Suncoast Credit Union Field
- Interactive map of Suncoast Credit Union Field
- Former names: Riverfront Stadium (2024–2025)
- Address: Tampa, Florida
- Coordinates: 27°57′33″N 82°28′00″W﻿ / ﻿27.9592°N 82.4666°W
- Capacity: 5,000
- Surface: FIFA Grade Turf
- Public transit: HART route 7

Construction
- Renovated: 2024

Tenants
- Blake High School Tampa Bay Sun (USLS) (2024–) Tampa Bay Mutiny (UPSL) (2025–)

= Suncoast Credit Union Field =

Soccer stadium in Tampa, Florida

Suncoast Credit Union Field (formerly Riverfront Stadium) is a soccer and American football stadium in Tampa, Florida, along the Hillsborough River.

== History ==
In 2023, it was announced that USL Super League team Tampa Bay Sun FC would play their first few seasons on the campus of Howard W. Blake High School. Plans were also revealed to bring the stadium's capacity from 1,800 up to 5,000.

The renovations began in February 2024 were completed in August ahead of the club's inaugural season.

The first match at the stadium was a closed-doors friendly between Tampa Bay Sun and USF. The first competitive match took place on August 18, 2024 between the Sun and Dallas Trinity FC.

On June 14, 2025 the stadium hosted the inaugural USL Super League Final between the Tampa Bay Sun and Fort Lauderdale United FC. The Sun would go onto win the game 1-0, being crowned champions of the 2024–25 USL Super League season.

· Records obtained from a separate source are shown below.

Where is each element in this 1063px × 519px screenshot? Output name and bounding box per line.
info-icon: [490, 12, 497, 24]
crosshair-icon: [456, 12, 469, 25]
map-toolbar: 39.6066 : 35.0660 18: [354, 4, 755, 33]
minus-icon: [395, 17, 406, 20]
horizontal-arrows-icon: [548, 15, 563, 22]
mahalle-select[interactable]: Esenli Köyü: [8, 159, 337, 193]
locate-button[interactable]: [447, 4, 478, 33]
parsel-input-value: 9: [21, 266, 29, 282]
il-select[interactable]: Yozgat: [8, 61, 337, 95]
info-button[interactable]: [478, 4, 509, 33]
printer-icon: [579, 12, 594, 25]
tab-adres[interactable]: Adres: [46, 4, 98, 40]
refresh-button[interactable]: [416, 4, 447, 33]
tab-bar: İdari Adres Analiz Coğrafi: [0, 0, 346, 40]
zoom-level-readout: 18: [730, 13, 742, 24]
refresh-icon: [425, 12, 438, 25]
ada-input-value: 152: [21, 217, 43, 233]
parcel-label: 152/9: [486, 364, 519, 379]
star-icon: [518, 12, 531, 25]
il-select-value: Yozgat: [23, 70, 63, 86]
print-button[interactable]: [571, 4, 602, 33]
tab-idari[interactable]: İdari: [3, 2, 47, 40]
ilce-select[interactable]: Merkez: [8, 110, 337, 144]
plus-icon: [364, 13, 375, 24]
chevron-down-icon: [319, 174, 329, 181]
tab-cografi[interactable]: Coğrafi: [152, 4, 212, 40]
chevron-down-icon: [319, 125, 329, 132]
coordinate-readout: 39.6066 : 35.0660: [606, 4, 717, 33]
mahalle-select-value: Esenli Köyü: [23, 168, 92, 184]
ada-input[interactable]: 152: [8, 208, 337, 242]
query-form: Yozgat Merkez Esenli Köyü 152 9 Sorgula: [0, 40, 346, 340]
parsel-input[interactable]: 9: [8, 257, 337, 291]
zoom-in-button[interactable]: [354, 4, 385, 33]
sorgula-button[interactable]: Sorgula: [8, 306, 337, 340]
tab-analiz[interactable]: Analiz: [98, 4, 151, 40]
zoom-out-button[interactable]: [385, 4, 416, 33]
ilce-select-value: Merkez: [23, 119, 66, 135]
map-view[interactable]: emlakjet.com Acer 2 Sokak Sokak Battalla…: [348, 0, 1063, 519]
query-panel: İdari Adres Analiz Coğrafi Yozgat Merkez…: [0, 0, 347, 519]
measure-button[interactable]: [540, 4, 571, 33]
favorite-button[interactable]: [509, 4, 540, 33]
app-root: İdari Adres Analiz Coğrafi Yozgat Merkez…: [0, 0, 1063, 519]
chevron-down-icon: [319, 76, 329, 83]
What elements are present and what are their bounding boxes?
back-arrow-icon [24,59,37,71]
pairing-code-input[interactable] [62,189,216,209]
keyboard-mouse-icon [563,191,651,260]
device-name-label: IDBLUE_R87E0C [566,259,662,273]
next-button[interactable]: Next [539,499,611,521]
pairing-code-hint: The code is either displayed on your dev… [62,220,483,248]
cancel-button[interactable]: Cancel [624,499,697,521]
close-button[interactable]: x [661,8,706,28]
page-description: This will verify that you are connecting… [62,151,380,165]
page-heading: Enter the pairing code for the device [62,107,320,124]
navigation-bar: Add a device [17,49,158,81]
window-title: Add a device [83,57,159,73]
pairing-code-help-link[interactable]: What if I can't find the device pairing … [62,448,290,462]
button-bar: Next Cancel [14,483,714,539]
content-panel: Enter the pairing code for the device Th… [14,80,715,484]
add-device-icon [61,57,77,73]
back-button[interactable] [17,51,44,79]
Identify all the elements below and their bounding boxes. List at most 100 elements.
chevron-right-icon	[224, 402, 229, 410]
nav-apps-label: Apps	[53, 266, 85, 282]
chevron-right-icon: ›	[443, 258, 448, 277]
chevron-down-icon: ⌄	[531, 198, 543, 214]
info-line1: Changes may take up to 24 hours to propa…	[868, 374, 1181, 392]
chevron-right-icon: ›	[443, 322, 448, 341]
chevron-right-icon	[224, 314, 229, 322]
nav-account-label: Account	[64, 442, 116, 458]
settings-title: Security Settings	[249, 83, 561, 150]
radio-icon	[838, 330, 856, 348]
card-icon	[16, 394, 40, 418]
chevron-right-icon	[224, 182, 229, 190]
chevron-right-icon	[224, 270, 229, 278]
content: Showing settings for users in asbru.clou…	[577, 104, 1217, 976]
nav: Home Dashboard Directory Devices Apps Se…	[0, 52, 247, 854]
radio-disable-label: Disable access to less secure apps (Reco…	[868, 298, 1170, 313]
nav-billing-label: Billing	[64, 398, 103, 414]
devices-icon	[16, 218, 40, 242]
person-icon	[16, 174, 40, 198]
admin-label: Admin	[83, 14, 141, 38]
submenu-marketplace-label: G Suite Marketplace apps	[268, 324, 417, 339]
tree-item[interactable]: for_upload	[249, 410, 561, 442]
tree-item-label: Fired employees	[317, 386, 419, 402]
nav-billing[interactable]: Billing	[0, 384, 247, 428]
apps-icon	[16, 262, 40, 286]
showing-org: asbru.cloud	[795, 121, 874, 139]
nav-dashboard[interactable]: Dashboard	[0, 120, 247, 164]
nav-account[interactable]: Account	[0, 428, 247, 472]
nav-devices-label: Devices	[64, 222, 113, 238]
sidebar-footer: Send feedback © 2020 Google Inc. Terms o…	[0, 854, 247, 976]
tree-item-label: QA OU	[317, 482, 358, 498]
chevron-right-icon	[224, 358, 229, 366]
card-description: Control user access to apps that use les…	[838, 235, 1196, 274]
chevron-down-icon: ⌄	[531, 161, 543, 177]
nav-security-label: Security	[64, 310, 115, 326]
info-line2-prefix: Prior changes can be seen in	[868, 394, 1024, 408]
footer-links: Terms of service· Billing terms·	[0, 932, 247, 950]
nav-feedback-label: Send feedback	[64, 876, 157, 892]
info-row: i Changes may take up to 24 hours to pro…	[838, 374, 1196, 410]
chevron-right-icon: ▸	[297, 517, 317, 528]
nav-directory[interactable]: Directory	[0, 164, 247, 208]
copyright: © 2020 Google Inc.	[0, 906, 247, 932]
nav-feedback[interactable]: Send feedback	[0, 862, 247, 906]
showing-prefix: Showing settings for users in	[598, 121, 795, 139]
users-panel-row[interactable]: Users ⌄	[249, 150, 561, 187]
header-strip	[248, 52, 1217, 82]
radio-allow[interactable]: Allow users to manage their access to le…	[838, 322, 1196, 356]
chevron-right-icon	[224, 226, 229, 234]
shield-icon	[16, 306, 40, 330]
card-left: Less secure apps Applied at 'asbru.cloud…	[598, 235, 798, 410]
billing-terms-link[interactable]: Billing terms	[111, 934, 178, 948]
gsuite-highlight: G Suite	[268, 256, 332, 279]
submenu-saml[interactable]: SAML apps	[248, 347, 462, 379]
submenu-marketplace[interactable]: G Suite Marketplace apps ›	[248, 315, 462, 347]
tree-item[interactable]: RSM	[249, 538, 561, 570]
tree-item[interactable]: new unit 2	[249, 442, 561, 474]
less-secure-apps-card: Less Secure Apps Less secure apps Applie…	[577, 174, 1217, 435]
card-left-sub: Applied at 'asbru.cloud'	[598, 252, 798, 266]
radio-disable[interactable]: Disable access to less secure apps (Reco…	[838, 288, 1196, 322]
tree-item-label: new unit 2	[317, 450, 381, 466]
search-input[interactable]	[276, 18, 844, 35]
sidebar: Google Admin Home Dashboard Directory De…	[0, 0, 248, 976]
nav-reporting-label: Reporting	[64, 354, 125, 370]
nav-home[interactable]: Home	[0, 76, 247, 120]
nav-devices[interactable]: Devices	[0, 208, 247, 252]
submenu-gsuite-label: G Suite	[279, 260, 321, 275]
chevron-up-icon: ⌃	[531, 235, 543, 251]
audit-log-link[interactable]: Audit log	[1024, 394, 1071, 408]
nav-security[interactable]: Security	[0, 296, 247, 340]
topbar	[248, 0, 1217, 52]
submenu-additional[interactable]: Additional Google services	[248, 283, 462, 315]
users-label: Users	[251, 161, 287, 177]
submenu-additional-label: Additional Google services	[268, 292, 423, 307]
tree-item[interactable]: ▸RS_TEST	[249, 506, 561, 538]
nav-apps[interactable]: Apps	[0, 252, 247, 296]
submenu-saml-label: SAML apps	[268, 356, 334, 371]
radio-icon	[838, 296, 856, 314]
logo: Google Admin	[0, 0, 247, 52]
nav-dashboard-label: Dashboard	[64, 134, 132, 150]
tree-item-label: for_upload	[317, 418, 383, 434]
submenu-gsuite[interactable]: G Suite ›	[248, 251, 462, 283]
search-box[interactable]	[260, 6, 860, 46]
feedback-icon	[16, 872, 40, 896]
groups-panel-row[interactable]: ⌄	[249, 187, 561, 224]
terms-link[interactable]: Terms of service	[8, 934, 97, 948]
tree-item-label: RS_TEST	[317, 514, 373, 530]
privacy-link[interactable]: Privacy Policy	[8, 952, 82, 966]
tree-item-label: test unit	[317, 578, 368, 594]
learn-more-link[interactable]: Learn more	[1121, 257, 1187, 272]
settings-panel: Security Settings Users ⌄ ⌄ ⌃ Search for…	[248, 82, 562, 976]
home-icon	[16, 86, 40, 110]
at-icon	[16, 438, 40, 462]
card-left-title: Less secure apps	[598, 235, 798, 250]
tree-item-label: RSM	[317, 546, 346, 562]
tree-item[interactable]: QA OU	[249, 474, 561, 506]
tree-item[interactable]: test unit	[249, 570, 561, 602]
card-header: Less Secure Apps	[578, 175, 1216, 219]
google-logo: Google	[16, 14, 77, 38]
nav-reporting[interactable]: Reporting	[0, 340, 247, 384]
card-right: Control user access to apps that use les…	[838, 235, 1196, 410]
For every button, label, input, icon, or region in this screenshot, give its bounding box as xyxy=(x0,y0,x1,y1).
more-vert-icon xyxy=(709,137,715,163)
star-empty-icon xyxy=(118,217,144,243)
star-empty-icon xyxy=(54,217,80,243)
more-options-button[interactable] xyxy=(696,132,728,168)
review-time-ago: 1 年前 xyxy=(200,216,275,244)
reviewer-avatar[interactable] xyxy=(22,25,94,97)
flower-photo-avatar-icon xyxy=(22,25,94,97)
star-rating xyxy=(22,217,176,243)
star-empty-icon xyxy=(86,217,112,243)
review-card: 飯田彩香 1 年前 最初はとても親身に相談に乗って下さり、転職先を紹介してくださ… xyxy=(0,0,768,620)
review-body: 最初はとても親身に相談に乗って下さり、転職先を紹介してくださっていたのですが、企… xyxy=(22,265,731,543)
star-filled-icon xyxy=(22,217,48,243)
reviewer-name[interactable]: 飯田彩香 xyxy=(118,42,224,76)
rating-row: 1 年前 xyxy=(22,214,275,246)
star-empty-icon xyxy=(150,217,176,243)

Ahead of the club's 2025–26 season home opener, a partnership with Suncoast Credit Union was announced, which included naming rights to the stadium.

== Tenants ==
Tampa Bay Sun FC will play their first few seasons at the stadium while their permanent home is constructed. Additionally, the Blake High School soccer and football teams play at the stadium. The Tampa Bay Mutiny - unrelated to the earlier professional team - began United Premier Soccer League play at the stadium in fall 2025.